13.3 Smuggling on the Moon: the Sieger covers

Scott, Worden and Irwin, the crew of the Apollo 15 flight (Figure 13.3-1), secretly took to the Moon, in one of Scott’s spacesuit pockets, 398 postmarked envelopes in addition to the 243 authorized by NASA for commemorative philatelical purposes.

Figure 13.3-1. David Scott, Alfred Worden and James Irwin with the subsatellite that they placed in lunar orbit during Apollo 15. NASA photo AP15-S71-22401.

They did this on behalf of H. Walter Eiermann, who in turn was working for a German stamp collector, Hermann Sieger. The agreement was that one hundred of these undeclared envelopes (known as covers by collectors) would be sold by the astronauts to Eiermann for 7,000 dollars, deposited on a foreign account for each astronaut, while the other 298 would be kept by the crew as souvenirs. The agreement also included the provision that the Eiermann/Sieger covers would not be sold until the Apollo program was over.
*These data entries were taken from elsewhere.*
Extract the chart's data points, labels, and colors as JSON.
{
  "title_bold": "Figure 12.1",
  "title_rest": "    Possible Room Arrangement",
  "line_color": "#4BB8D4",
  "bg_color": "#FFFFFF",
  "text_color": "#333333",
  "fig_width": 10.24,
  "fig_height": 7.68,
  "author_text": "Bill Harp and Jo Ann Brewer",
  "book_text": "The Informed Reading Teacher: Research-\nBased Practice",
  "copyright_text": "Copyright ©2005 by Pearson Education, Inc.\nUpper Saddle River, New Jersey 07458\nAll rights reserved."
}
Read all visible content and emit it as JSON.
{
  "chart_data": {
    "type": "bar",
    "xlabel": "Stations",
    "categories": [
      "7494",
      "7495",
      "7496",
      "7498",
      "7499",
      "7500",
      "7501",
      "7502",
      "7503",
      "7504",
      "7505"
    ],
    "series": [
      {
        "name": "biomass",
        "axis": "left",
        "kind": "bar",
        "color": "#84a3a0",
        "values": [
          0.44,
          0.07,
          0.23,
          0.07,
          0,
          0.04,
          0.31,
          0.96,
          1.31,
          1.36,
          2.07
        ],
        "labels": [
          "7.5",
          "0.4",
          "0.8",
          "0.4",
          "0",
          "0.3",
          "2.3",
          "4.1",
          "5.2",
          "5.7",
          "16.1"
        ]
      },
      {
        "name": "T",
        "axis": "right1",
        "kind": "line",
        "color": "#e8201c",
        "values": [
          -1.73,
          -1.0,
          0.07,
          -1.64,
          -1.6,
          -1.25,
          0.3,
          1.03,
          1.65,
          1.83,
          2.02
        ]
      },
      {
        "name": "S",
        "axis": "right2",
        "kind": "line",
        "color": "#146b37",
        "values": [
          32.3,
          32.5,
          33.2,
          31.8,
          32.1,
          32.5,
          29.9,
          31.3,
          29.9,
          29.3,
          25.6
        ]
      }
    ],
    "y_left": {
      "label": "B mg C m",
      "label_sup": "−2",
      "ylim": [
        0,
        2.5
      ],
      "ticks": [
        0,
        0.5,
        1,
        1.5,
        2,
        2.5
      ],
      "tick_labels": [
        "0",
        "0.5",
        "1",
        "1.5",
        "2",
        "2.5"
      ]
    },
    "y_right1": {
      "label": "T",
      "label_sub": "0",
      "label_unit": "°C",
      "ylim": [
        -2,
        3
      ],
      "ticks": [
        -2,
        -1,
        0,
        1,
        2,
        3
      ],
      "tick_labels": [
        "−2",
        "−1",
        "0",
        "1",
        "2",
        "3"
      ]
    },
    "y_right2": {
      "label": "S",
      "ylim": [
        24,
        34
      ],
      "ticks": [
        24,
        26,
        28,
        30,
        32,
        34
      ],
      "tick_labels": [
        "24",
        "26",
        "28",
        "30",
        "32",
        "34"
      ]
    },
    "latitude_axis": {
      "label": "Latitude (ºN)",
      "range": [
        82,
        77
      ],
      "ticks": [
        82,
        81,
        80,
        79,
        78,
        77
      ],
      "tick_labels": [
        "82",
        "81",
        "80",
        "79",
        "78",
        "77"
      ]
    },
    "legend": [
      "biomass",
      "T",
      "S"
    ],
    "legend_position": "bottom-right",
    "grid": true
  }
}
Figure 13.3-2. A picture of one of the envelopes taken to the Moon by Apollo 15. Credit: Wikimedia.

Eiermann, however, sold his covers to Sieger, who put them on public sale shortly after the Apollo 15 flight. This led to a public scandal and a congressional inquiry that also involved Jack Swigert (Apollo 13), as financial gain from the flights by the Apollo crews was not permitted. The Apollo 15 crew returned their 7,000 dollars, but Swigert, Scott and Worden were removed from service as astronauts and Irwin left NASA to start religious preaching.

It should be noted that NASA wrote rules regarding what astronauts could take with them to space, and made it clear that flown items could not be sold but only donated, only after this incident.

These rules were strikingly different from the treatment reserved for Mercury astronauts, who were allowed to share a 500,000-dollar contract for exclusive coverage by the Time-Life magazine group.

Figure 13.3-3. A letter from the DeOrsey and Thompson law office, giving the first installment from Life Magazine to the seven Mercury astronauts in 1960. Credit: Icollector.

Moreover, although it is commonly believed that Apollo astronauts were generously paid for their spaceflights, in actual fact they only received standard military salaries. Accordingly, they often tried to provide some kind of financial security to their families in case of death, for example by signing items which would be auctioned off to collectors by their spouses. If they survived, they could receive consulting fees, be paid for public appearances or sell their autobiographies, but only after retiring from active service.